Galaxy NewSpring Pte. Ltd. ("Galaxy", head office: Singapore), a joint venture company that is equally held by Mitsui & Co., Ltd. ("Mitsui", head office: Tokyo, CEO: Masami Iijima), and Hyflux Ltd. ("Hyflux", head office: Singapore, CEO: Olivia Lum), has closed the Exit Offer of Hyflux Water Trust ("HWT") on November 12, 2010 ("Final Closing Date").
On August 2, 2010, Galaxy had publically announced an Exit Offer of HWT, a public business trust listed on the Singapore Exchange Securities Trading Limited, which wholly owns 18 water treatment plant operations assets ("18 Operation Assets") in China. As at the Final Closing Date, Galaxy has received valid acceptance of approximately 62.04% of total Offer Units resulting in an ownership of approximately 93.88% of issued Units of HWT, including approximately 31.79% of issued Units acquired by Hyflux and its wholly owned subsidiary companies. Galaxy plans to acquire the remaining 6.12% of the issued Units by the end of December 2010, and wind-up HWT upon completing the acquisition of the 18 Operation Assets.
Galaxy will operate the 18 Operation Assets along with the 4 water treatment plant operation assets in China ("4 Operation Assets"), which Galaxy has acquired from Hyflux on September 30, 2010 (collectively "22 Operation Assets"). The total purchase price for the 22 Operation Assets is approximately 20 billion JPY, and the total designed capacity is 745,000m3/day (825,000m3/day, after expansion).
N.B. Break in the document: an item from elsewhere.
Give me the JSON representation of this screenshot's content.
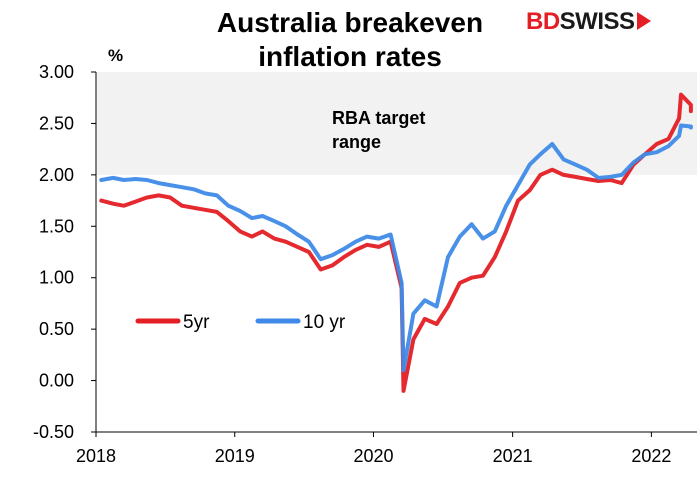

Mitsui, together with Galaxy, will continue to capture the fast growing water infrastructure demand in China, and expand its water business with new customers such as local governments and industrial parks.
As a proactive integrated water solution provider, Mitsui will continue to help solve the various water related problems the world is facing today.
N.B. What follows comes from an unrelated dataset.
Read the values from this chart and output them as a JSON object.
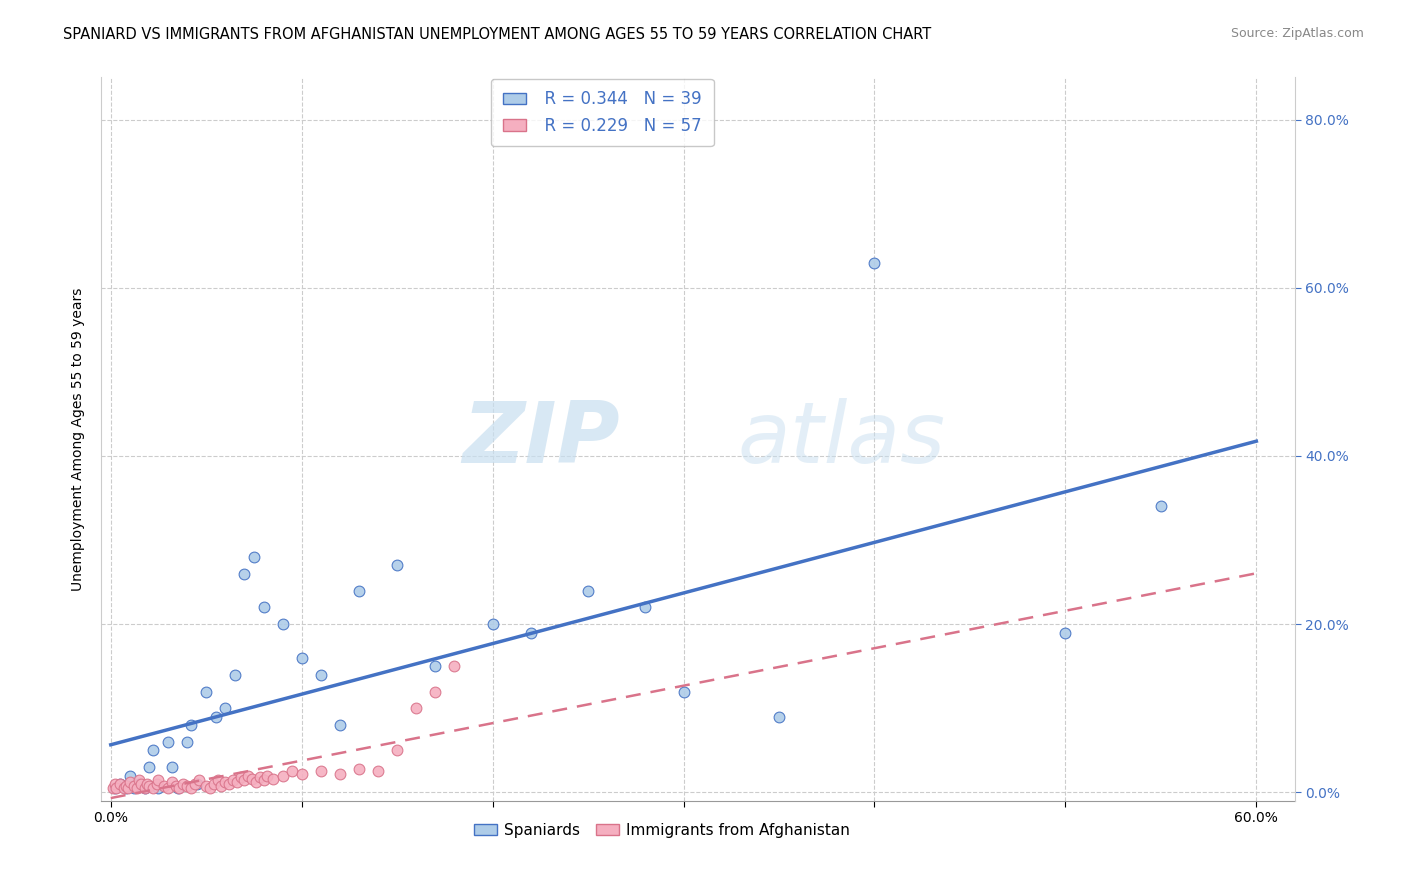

(*1)Including 147,000 units of acquired on the open market (0.05% of total units).
Result of Exit Offer and Acceptance Shares
|Exit Offer Price||S$0.78 per unit|
|Total Offer Units(*2)||205,500,000 units (68.21% of total units)|
|Acceptance Units(*3)||186,920,629 units (62.04% of total units)|
(*2) The Offer Units will not include the Units owned by Hyflux through its two wholly owned subsidiaries.
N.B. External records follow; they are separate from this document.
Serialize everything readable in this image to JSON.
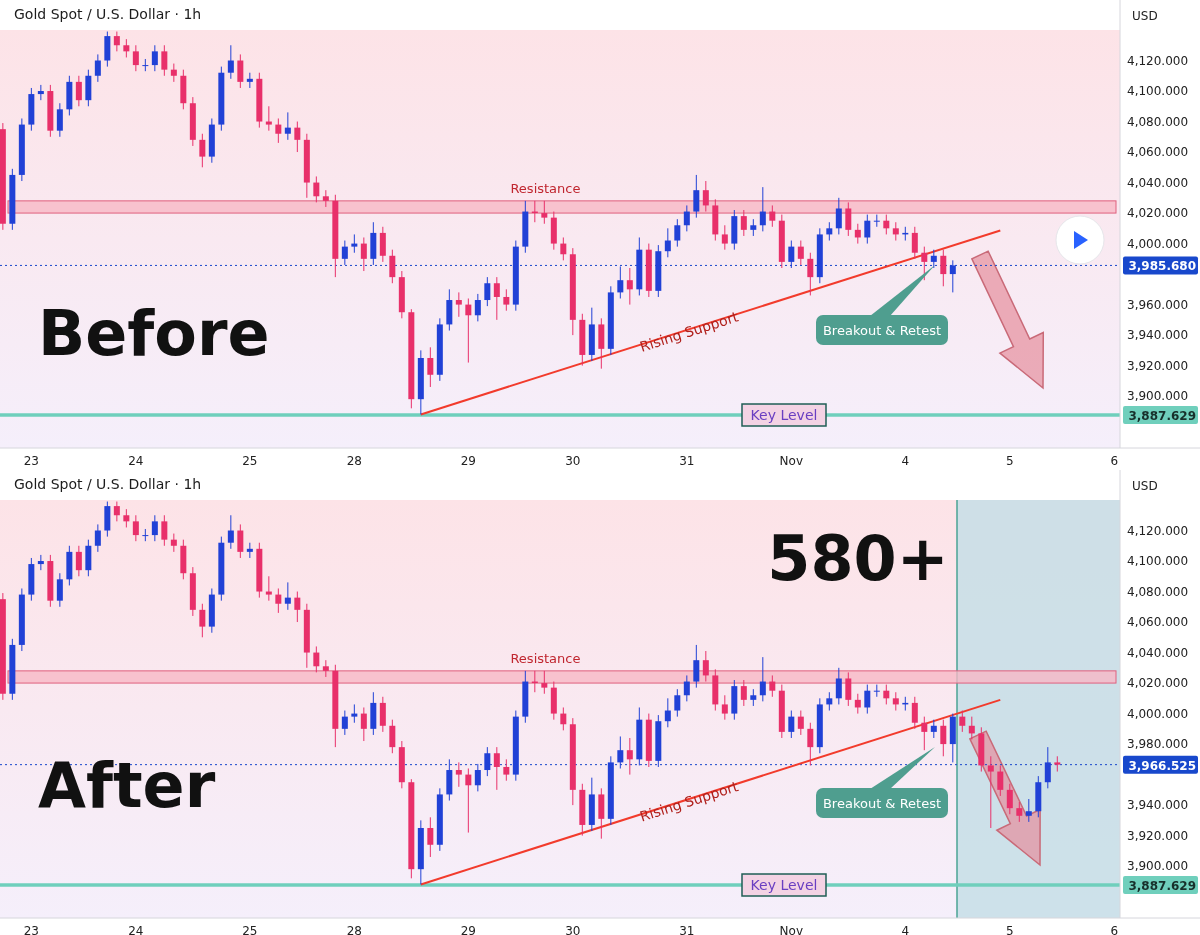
{
  "chart_data": [
    {
      "type": "candlestick",
      "title": "Gold Spot / U.S. Dollar · 1h",
      "categories": [
        null,
        null,
        null,
        "23",
        null,
        null,
        null,
        null,
        null,
        null,
        null,
        null,
        null,
        null,
        "24",
        null,
        null,
        null,
        null,
        null,
        null,
        null,
        null,
        null,
        null,
        null,
        "25",
        null,
        null,
        null,
        null,
        null,
        null,
        null,
        null,
        null,
        null,
        "28",
        null,
        null,
        null,
        null,
        null,
        null,
        null,
        null,
        null,
        null,
        null,
        "29",
        null,
        null,
        null,
        null,
        null,
        null,
        null,
        null,
        null,
        null,
        "30",
        null,
        null,
        null,
        null,
        null,
        null,
        null,
        null,
        null,
        null,
        null,
        "31",
        null,
        null,
        null,
        null,
        null,
        null,
        null,
        null,
        null,
        null,
        "Nov",
        null,
        null,
        null,
        null,
        null,
        null,
        null,
        null,
        null,
        null,
        null,
        "4",
        null,
        null,
        null,
        null,
        null,
        null,
        null,
        null,
        null,
        null,
        "5",
        null,
        null,
        null,
        null,
        null,
        null,
        null,
        null,
        null,
        null,
        "6"
      ],
      "ohlc": [
        [
          4075,
          4079,
          4009,
          4013
        ],
        [
          4013,
          4049,
          4009,
          4045
        ],
        [
          4045,
          4082,
          4041,
          4078
        ],
        [
          4078,
          4102,
          4074,
          4098
        ],
        [
          4098,
          4104,
          4094,
          4100
        ],
        [
          4100,
          4104,
          4070,
          4074
        ],
        [
          4074,
          4092,
          4070,
          4088
        ],
        [
          4088,
          4110,
          4084,
          4106
        ],
        [
          4106,
          4110,
          4090,
          4094
        ],
        [
          4094,
          4114,
          4090,
          4110
        ],
        [
          4110,
          4124,
          4106,
          4120
        ],
        [
          4120,
          4139,
          4116,
          4136
        ],
        [
          4136,
          4139,
          4126,
          4130
        ],
        [
          4130,
          4134,
          4122,
          4126
        ],
        [
          4126,
          4130,
          4113,
          4117
        ],
        [
          4117,
          4121,
          4113,
          4117
        ],
        [
          4117,
          4130,
          4113,
          4126
        ],
        [
          4126,
          4130,
          4110,
          4114
        ],
        [
          4114,
          4118,
          4106,
          4110
        ],
        [
          4110,
          4114,
          4088,
          4092
        ],
        [
          4092,
          4096,
          4064,
          4068
        ],
        [
          4068,
          4072,
          4050,
          4057
        ],
        [
          4057,
          4082,
          4053,
          4078
        ],
        [
          4078,
          4116,
          4074,
          4112
        ],
        [
          4112,
          4130,
          4108,
          4120
        ],
        [
          4120,
          4124,
          4102,
          4106
        ],
        [
          4106,
          4112,
          4102,
          4108
        ],
        [
          4108,
          4112,
          4076,
          4080
        ],
        [
          4080,
          4090,
          4074,
          4078
        ],
        [
          4078,
          4082,
          4066,
          4072
        ],
        [
          4072,
          4086,
          4068,
          4076
        ],
        [
          4076,
          4080,
          4060,
          4068
        ],
        [
          4068,
          4072,
          4030,
          4040
        ],
        [
          4040,
          4044,
          4027,
          4031
        ],
        [
          4031,
          4035,
          4024,
          4028
        ],
        [
          4028,
          4032,
          3978,
          3990
        ],
        [
          3990,
          4002,
          3986,
          3998
        ],
        [
          3998,
          4006,
          3994,
          4000
        ],
        [
          4000,
          4004,
          3982,
          3990
        ],
        [
          3990,
          4014,
          3986,
          4007
        ],
        [
          4007,
          4011,
          3988,
          3992
        ],
        [
          3992,
          3996,
          3974,
          3978
        ],
        [
          3978,
          3982,
          3951,
          3955
        ],
        [
          3955,
          3957,
          3892,
          3898
        ],
        [
          3898,
          3930,
          3888,
          3925
        ],
        [
          3925,
          3932,
          3906,
          3914
        ],
        [
          3914,
          3951,
          3910,
          3947
        ],
        [
          3947,
          3970,
          3943,
          3963
        ],
        [
          3963,
          3968,
          3952,
          3960
        ],
        [
          3960,
          3964,
          3922,
          3953
        ],
        [
          3953,
          3967,
          3949,
          3963
        ],
        [
          3963,
          3978,
          3959,
          3974
        ],
        [
          3974,
          3978,
          3950,
          3965
        ],
        [
          3965,
          3970,
          3956,
          3960
        ],
        [
          3960,
          4002,
          3956,
          3998
        ],
        [
          3998,
          4028,
          3994,
          4021
        ],
        [
          4021,
          4028,
          4014,
          4020
        ],
        [
          4020,
          4028,
          4013,
          4017
        ],
        [
          4017,
          4021,
          3996,
          4000
        ],
        [
          4000,
          4004,
          3989,
          3993
        ],
        [
          3993,
          3997,
          3940,
          3950
        ],
        [
          3950,
          3954,
          3920,
          3927
        ],
        [
          3927,
          3958,
          3923,
          3947
        ],
        [
          3947,
          3951,
          3918,
          3931
        ],
        [
          3931,
          3972,
          3927,
          3968
        ],
        [
          3968,
          3985,
          3964,
          3976
        ],
        [
          3976,
          3984,
          3960,
          3970
        ],
        [
          3970,
          4004,
          3966,
          3996
        ],
        [
          3996,
          4000,
          3965,
          3969
        ],
        [
          3969,
          3999,
          3965,
          3995
        ],
        [
          3995,
          4010,
          3991,
          4002
        ],
        [
          4002,
          4016,
          3998,
          4012
        ],
        [
          4012,
          4025,
          4008,
          4021
        ],
        [
          4021,
          4045,
          4017,
          4035
        ],
        [
          4035,
          4041,
          4021,
          4025
        ],
        [
          4025,
          4029,
          4002,
          4006
        ],
        [
          4006,
          4012,
          3996,
          4000
        ],
        [
          4000,
          4022,
          3996,
          4018
        ],
        [
          4018,
          4022,
          4005,
          4009
        ],
        [
          4009,
          4016,
          4005,
          4012
        ],
        [
          4012,
          4037,
          4008,
          4021
        ],
        [
          4021,
          4025,
          4011,
          4015
        ],
        [
          4015,
          4019,
          3984,
          3988
        ],
        [
          3988,
          4002,
          3984,
          3998
        ],
        [
          3998,
          4002,
          3986,
          3990
        ],
        [
          3990,
          3994,
          3966,
          3978
        ],
        [
          3978,
          4010,
          3974,
          4006
        ],
        [
          4006,
          4014,
          4002,
          4010
        ],
        [
          4010,
          4030,
          4006,
          4023
        ],
        [
          4023,
          4027,
          4005,
          4009
        ],
        [
          4009,
          4013,
          4000,
          4004
        ],
        [
          4004,
          4019,
          4000,
          4015
        ],
        [
          4015,
          4019,
          4011,
          4015
        ],
        [
          4015,
          4019,
          4006,
          4010
        ],
        [
          4010,
          4014,
          4002,
          4006
        ],
        [
          4006,
          4011,
          4002,
          4007
        ],
        [
          4007,
          4011,
          3990,
          3994
        ],
        [
          3994,
          3998,
          3976,
          3988
        ],
        [
          3988,
          3996,
          3984,
          3992
        ],
        [
          3992,
          3996,
          3972,
          3980
        ],
        [
          3980,
          3989,
          3968,
          3985.68
        ],
        null,
        null,
        null,
        null,
        null,
        null,
        null,
        null,
        null,
        null,
        null,
        null,
        null,
        null,
        null,
        null,
        null
      ],
      "series": [
        {
          "type": "line",
          "name": "Rising Support",
          "color": "#f23b2c",
          "values": [
            null,
            null,
            null,
            null,
            null,
            null,
            null,
            null,
            null,
            null,
            null,
            null,
            null,
            null,
            null,
            null,
            null,
            null,
            null,
            null,
            null,
            null,
            null,
            null,
            null,
            null,
            null,
            null,
            null,
            null,
            null,
            null,
            null,
            null,
            null,
            null,
            null,
            null,
            null,
            null,
            null,
            null,
            null,
            null,
            3888,
            null,
            null,
            null,
            null,
            null,
            null,
            null,
            null,
            null,
            null,
            null,
            null,
            null,
            null,
            null,
            null,
            null,
            null,
            null,
            null,
            null,
            null,
            null,
            null,
            null,
            null,
            null,
            null,
            null,
            null,
            null,
            null,
            null,
            null,
            null,
            null,
            null,
            null,
            null,
            null,
            null,
            null,
            null,
            null,
            null,
            null,
            null,
            null,
            null,
            null,
            null,
            null,
            null,
            null,
            null,
            null,
            null,
            null,
            null,
            null,
            4008.6,
            null,
            null,
            null,
            null,
            null,
            null,
            null,
            null,
            null,
            null,
            null,
            null
          ]
        }
      ],
      "ylim": [
        3866,
        4140
      ],
      "yticks": [
        {
          "value": 3900,
          "label": "3,900.000"
        },
        {
          "value": 3920,
          "label": "3,920.000"
        },
        {
          "value": 3940,
          "label": "3,940.000"
        },
        {
          "value": 3960,
          "label": "3,960.000"
        },
        {
          "value": 4000,
          "label": "4,000.000"
        },
        {
          "value": 4020,
          "label": "4,020.000"
        },
        {
          "value": 4040,
          "label": "4,040.000"
        },
        {
          "value": 4060,
          "label": "4,060.000"
        },
        {
          "value": 4080,
          "label": "4,080.000"
        },
        {
          "value": 4100,
          "label": "4,100.000"
        },
        {
          "value": 4120,
          "label": "4,120.000"
        }
      ],
      "bands": [
        {
          "axis": "y",
          "from": 4020,
          "to": 4028,
          "label": "Resistance",
          "color": "#f7b8c6"
        }
      ],
      "ref_lines": [
        {
          "axis": "y",
          "value": 3985.68,
          "color": "#1848cc",
          "line_style": "dotted"
        },
        {
          "axis": "y",
          "value": 3887.629,
          "label": "Key Level",
          "color": "#6fcfbc",
          "line_style": "solid"
        }
      ],
      "annotations": [
        "USD",
        "Before",
        "Breakout & Retest",
        "3,985.680",
        "3,887.629"
      ]
    },
    {
      "type": "candlestick",
      "title": "Gold Spot / U.S. Dollar · 1h",
      "categories": [
        null,
        null,
        null,
        "23",
        null,
        null,
        null,
        null,
        null,
        null,
        null,
        null,
        null,
        null,
        "24",
        null,
        null,
        null,
        null,
        null,
        null,
        null,
        null,
        null,
        null,
        null,
        "25",
        null,
        null,
        null,
        null,
        null,
        null,
        null,
        null,
        null,
        null,
        "28",
        null,
        null,
        null,
        null,
        null,
        null,
        null,
        null,
        null,
        null,
        null,
        "29",
        null,
        null,
        null,
        null,
        null,
        null,
        null,
        null,
        null,
        null,
        "30",
        null,
        null,
        null,
        null,
        null,
        null,
        null,
        null,
        null,
        null,
        null,
        "31",
        null,
        null,
        null,
        null,
        null,
        null,
        null,
        null,
        null,
        null,
        "Nov",
        null,
        null,
        null,
        null,
        null,
        null,
        null,
        null,
        null,
        null,
        null,
        "4",
        null,
        null,
        null,
        null,
        null,
        null,
        null,
        null,
        null,
        null,
        "5",
        null,
        null,
        null,
        null,
        null,
        null,
        null,
        null,
        null,
        null,
        "6"
      ],
      "ohlc": [
        [
          4075,
          4079,
          4009,
          4013
        ],
        [
          4013,
          4049,
          4009,
          4045
        ],
        [
          4045,
          4082,
          4041,
          4078
        ],
        [
          4078,
          4102,
          4074,
          4098
        ],
        [
          4098,
          4104,
          4094,
          4100
        ],
        [
          4100,
          4104,
          4070,
          4074
        ],
        [
          4074,
          4092,
          4070,
          4088
        ],
        [
          4088,
          4110,
          4084,
          4106
        ],
        [
          4106,
          4110,
          4090,
          4094
        ],
        [
          4094,
          4114,
          4090,
          4110
        ],
        [
          4110,
          4124,
          4106,
          4120
        ],
        [
          4120,
          4139,
          4116,
          4136
        ],
        [
          4136,
          4139,
          4126,
          4130
        ],
        [
          4130,
          4134,
          4122,
          4126
        ],
        [
          4126,
          4130,
          4113,
          4117
        ],
        [
          4117,
          4121,
          4113,
          4117
        ],
        [
          4117,
          4130,
          4113,
          4126
        ],
        [
          4126,
          4130,
          4110,
          4114
        ],
        [
          4114,
          4118,
          4106,
          4110
        ],
        [
          4110,
          4114,
          4088,
          4092
        ],
        [
          4092,
          4096,
          4064,
          4068
        ],
        [
          4068,
          4072,
          4050,
          4057
        ],
        [
          4057,
          4082,
          4053,
          4078
        ],
        [
          4078,
          4116,
          4074,
          4112
        ],
        [
          4112,
          4130,
          4108,
          4120
        ],
        [
          4120,
          4124,
          4102,
          4106
        ],
        [
          4106,
          4112,
          4102,
          4108
        ],
        [
          4108,
          4112,
          4076,
          4080
        ],
        [
          4080,
          4090,
          4074,
          4078
        ],
        [
          4078,
          4082,
          4066,
          4072
        ],
        [
          4072,
          4086,
          4068,
          4076
        ],
        [
          4076,
          4080,
          4060,
          4068
        ],
        [
          4068,
          4072,
          4030,
          4040
        ],
        [
          4040,
          4044,
          4027,
          4031
        ],
        [
          4031,
          4035,
          4024,
          4028
        ],
        [
          4028,
          4032,
          3978,
          3990
        ],
        [
          3990,
          4002,
          3986,
          3998
        ],
        [
          3998,
          4006,
          3994,
          4000
        ],
        [
          4000,
          4004,
          3982,
          3990
        ],
        [
          3990,
          4014,
          3986,
          4007
        ],
        [
          4007,
          4011,
          3988,
          3992
        ],
        [
          3992,
          3996,
          3974,
          3978
        ],
        [
          3978,
          3982,
          3951,
          3955
        ],
        [
          3955,
          3957,
          3892,
          3898
        ],
        [
          3898,
          3930,
          3888,
          3925
        ],
        [
          3925,
          3932,
          3906,
          3914
        ],
        [
          3914,
          3951,
          3910,
          3947
        ],
        [
          3947,
          3970,
          3943,
          3963
        ],
        [
          3963,
          3968,
          3952,
          3960
        ],
        [
          3960,
          3964,
          3922,
          3953
        ],
        [
          3953,
          3967,
          3949,
          3963
        ],
        [
          3963,
          3978,
          3959,
          3974
        ],
        [
          3974,
          3978,
          3950,
          3965
        ],
        [
          3965,
          3970,
          3956,
          3960
        ],
        [
          3960,
          4002,
          3956,
          3998
        ],
        [
          3998,
          4028,
          3994,
          4021
        ],
        [
          4021,
          4028,
          4014,
          4020
        ],
        [
          4020,
          4028,
          4013,
          4017
        ],
        [
          4017,
          4021,
          3996,
          4000
        ],
        [
          4000,
          4004,
          3989,
          3993
        ],
        [
          3993,
          3997,
          3940,
          3950
        ],
        [
          3950,
          3954,
          3920,
          3927
        ],
        [
          3927,
          3958,
          3923,
          3947
        ],
        [
          3947,
          3951,
          3918,
          3931
        ],
        [
          3931,
          3972,
          3927,
          3968
        ],
        [
          3968,
          3985,
          3964,
          3976
        ],
        [
          3976,
          3984,
          3960,
          3970
        ],
        [
          3970,
          4004,
          3966,
          3996
        ],
        [
          3996,
          4000,
          3965,
          3969
        ],
        [
          3969,
          3999,
          3965,
          3995
        ],
        [
          3995,
          4010,
          3991,
          4002
        ],
        [
          4002,
          4016,
          3998,
          4012
        ],
        [
          4012,
          4025,
          4008,
          4021
        ],
        [
          4021,
          4045,
          4017,
          4035
        ],
        [
          4035,
          4041,
          4021,
          4025
        ],
        [
          4025,
          4029,
          4002,
          4006
        ],
        [
          4006,
          4012,
          3996,
          4000
        ],
        [
          4000,
          4022,
          3996,
          4018
        ],
        [
          4018,
          4022,
          4005,
          4009
        ],
        [
          4009,
          4016,
          4005,
          4012
        ],
        [
          4012,
          4037,
          4008,
          4021
        ],
        [
          4021,
          4025,
          4011,
          4015
        ],
        [
          4015,
          4019,
          3984,
          3988
        ],
        [
          3988,
          4002,
          3984,
          3998
        ],
        [
          3998,
          4002,
          3986,
          3990
        ],
        [
          3990,
          3994,
          3966,
          3978
        ],
        [
          3978,
          4010,
          3974,
          4006
        ],
        [
          4006,
          4014,
          4002,
          4010
        ],
        [
          4010,
          4030,
          4006,
          4023
        ],
        [
          4023,
          4027,
          4005,
          4009
        ],
        [
          4009,
          4013,
          4000,
          4004
        ],
        [
          4004,
          4019,
          4000,
          4015
        ],
        [
          4015,
          4019,
          4011,
          4015
        ],
        [
          4015,
          4019,
          4006,
          4010
        ],
        [
          4010,
          4014,
          4002,
          4006
        ],
        [
          4006,
          4011,
          4002,
          4007
        ],
        [
          4007,
          4011,
          3990,
          3994
        ],
        [
          3994,
          3998,
          3976,
          3988
        ],
        [
          3988,
          3996,
          3984,
          3992
        ],
        [
          3992,
          3996,
          3972,
          3980
        ],
        [
          3980,
          4000,
          3968,
          3998
        ],
        [
          3998,
          4002,
          3988,
          3992
        ],
        [
          3992,
          3998,
          3983,
          3987
        ],
        [
          3987,
          3991,
          3962,
          3966
        ],
        [
          3966,
          3972,
          3925,
          3962
        ],
        [
          3962,
          3966,
          3946,
          3950
        ],
        [
          3950,
          3954,
          3934,
          3938
        ],
        [
          3938,
          3942,
          3929,
          3933
        ],
        [
          3933,
          3944,
          3929,
          3936
        ],
        [
          3936,
          3959,
          3932,
          3955
        ],
        [
          3955,
          3978,
          3951,
          3968
        ],
        [
          3968,
          3972,
          3962,
          3966.525
        ],
        null,
        null,
        null,
        null,
        null,
        null
      ],
      "series": [
        {
          "type": "line",
          "name": "Rising Support",
          "color": "#f23b2c",
          "values": [
            null,
            null,
            null,
            null,
            null,
            null,
            null,
            null,
            null,
            null,
            null,
            null,
            null,
            null,
            null,
            null,
            null,
            null,
            null,
            null,
            null,
            null,
            null,
            null,
            null,
            null,
            null,
            null,
            null,
            null,
            null,
            null,
            null,
            null,
            null,
            null,
            null,
            null,
            null,
            null,
            null,
            null,
            null,
            null,
            3888,
            null,
            null,
            null,
            null,
            null,
            null,
            null,
            null,
            null,
            null,
            null,
            null,
            null,
            null,
            null,
            null,
            null,
            null,
            null,
            null,
            null,
            null,
            null,
            null,
            null,
            null,
            null,
            null,
            null,
            null,
            null,
            null,
            null,
            null,
            null,
            null,
            null,
            null,
            null,
            null,
            null,
            null,
            null,
            null,
            null,
            null,
            null,
            null,
            null,
            null,
            null,
            null,
            null,
            null,
            null,
            null,
            null,
            null,
            null,
            null,
            4009,
            null,
            null,
            null,
            null,
            null,
            null,
            null,
            null,
            null,
            null,
            null,
            null
          ]
        }
      ],
      "ylim": [
        3866,
        4140
      ],
      "yticks": [
        {
          "value": 3900,
          "label": "3,900.000"
        },
        {
          "value": 3920,
          "label": "3,920.000"
        },
        {
          "value": 3940,
          "label": "3,940.000"
        },
        {
          "value": 3980,
          "label": "3,980.000"
        },
        {
          "value": 4000,
          "label": "4,000.000"
        },
        {
          "value": 4020,
          "label": "4,020.000"
        },
        {
          "value": 4040,
          "label": "4,040.000"
        },
        {
          "value": 4060,
          "label": "4,060.000"
        },
        {
          "value": 4080,
          "label": "4,080.000"
        },
        {
          "value": 4100,
          "label": "4,100.000"
        },
        {
          "value": 4120,
          "label": "4,120.000"
        }
      ],
      "bands": [
        {
          "axis": "y",
          "from": 4020,
          "to": 4028,
          "label": "Resistance",
          "color": "#f7b8c6"
        }
      ],
      "ref_lines": [
        {
          "axis": "y",
          "value": 3966.525,
          "color": "#1848cc",
          "line_style": "dotted"
        },
        {
          "axis": "y",
          "value": 3887.629,
          "label": "Key Level",
          "color": "#6fcfbc",
          "line_style": "solid"
        }
      ],
      "annotations": [
        "USD",
        "After",
        "Breakout & Retest",
        "3,966.525",
        "3,887.629",
        "580+"
      ]
    }
  ]
}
(*3) Remaining issued Units (6.12%) will be compulsorily acquired by Galaxy at the exit offer price.
This press release includes forward-looking statements about Mitsui. These forward-looking statements are based on the current assumptions and beliefs of Mitsui in light of the information currently available to it, and involve known and unknown risks, uncertainties and other factors. Such risks, uncertainties and other factors may cause Mitsui's actual results, performance, achievements or financial position to be materially different from any future results, performance, achievements or financial position expressed or implied by these forward-looking statements. The risks, uncertainties and other factors referred to above include, but are not limited to, those contained in Mitsui's latest annual report on Form 20-F, which has been filed with the U.S. Securities and Exchange Commission.
This press release is published in order to publicly announce specific facts stated above, and does not constitute a solicitation of investments or any similar act inside or outside of Japan, regarding the shares, bonds or other securities issued by us.